Still, more compelling than in her lightly sketched social milieu, Bernarda is the bad mother of folklore, the cruel stepmother of fairy tale, a nightmare image close to Lorca’s poetic inspiration. In the vocabulary of modern drama, girls trying not to be mothers reappear again and again, sometimes as a homosexual fantasy, sometimes as an anti-feminist one, like Hedda Gabler. While Lorca’s text hovers from time to time over naturalism in the dialogue, the plot calls for a stylized, nearly ritualized, expression. Drama and theater come together. It follows that the daughters are not individualized; they give vent to energies for which there is no place in polite, middle class society. In this brilliant choreography, they move as one, while they moan, chant, keen their sexual desire, almost knowing in their song that it will erupt despite their mother’s repressiveness. To act on sexual desire, as the youngest daughter does, is to welcome death in reprisal. In Lorca’s Catholic Spain, the twentieth century refers only to chronology, in no way to theme.

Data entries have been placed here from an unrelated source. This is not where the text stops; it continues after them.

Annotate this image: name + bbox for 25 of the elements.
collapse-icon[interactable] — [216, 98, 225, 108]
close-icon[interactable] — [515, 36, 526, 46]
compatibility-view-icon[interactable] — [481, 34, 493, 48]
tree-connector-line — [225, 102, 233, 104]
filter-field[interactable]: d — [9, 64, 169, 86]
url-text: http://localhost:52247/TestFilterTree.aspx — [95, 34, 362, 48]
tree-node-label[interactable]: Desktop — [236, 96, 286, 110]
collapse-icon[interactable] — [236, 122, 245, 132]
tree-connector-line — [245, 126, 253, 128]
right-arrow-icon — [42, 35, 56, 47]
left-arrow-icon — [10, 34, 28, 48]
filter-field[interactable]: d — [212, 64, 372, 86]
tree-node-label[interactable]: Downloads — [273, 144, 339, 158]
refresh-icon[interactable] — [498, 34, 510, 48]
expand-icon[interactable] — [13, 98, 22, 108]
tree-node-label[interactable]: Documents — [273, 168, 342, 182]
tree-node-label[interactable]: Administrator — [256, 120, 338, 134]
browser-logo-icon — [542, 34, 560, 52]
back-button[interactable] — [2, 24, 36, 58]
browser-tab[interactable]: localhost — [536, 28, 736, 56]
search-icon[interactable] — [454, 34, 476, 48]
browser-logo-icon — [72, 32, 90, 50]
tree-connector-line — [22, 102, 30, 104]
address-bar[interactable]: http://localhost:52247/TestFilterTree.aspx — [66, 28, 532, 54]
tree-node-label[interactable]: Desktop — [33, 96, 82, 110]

Bernada’s justification for condemning the daughters to grow old and bitter in spinsterhood is the village’s lack of men of their class. But everyone is beneath their station in this rural backwater. To make matters worse, custom dictates that the family of the dead should go into eight years of mourning, so when Bernarda bolts the huge door on the last mourner she executes the prison sentence. In general, in tone and attitude, plot disappears into the more primitive subject of mourning. A strain of gypsy in the music and flamenco in the dance brilliantly convey the work’s fevered emotionalism. At the same time, in posture and costume, the young women express an image of suspended desire. It projects even in the stiff postures of the widow and daughter at the moment they are left to themselves after the house empties of funeral guests.

The motif of barrenness and unappeasable longing repeat at all levels of the production’s design. Eight armless wooden chairs, to take a minor example, line up against the white stone wall at the back with its huge door shut against the world. When Bernarda draws the bolt, an sense of airlessness immediately descends over the daughters, illogical as this seems. They stand obediently, silently, draped in black; only a patch of face shows that they possess bodies. At one point, stately in their boredom, they mime sewing their trousseaux. They sing of anticipated marriage, but this is mere convention: they have no other purpose. One daughter of a different father possess her own wealth and therefore may speak out, but her theme repeats the others’. The only true rebel among the women is an old white-haired grandmother, serving as a chorus, who wants to live again; she shouts that she wants to marry again, wants a man, but she is mad.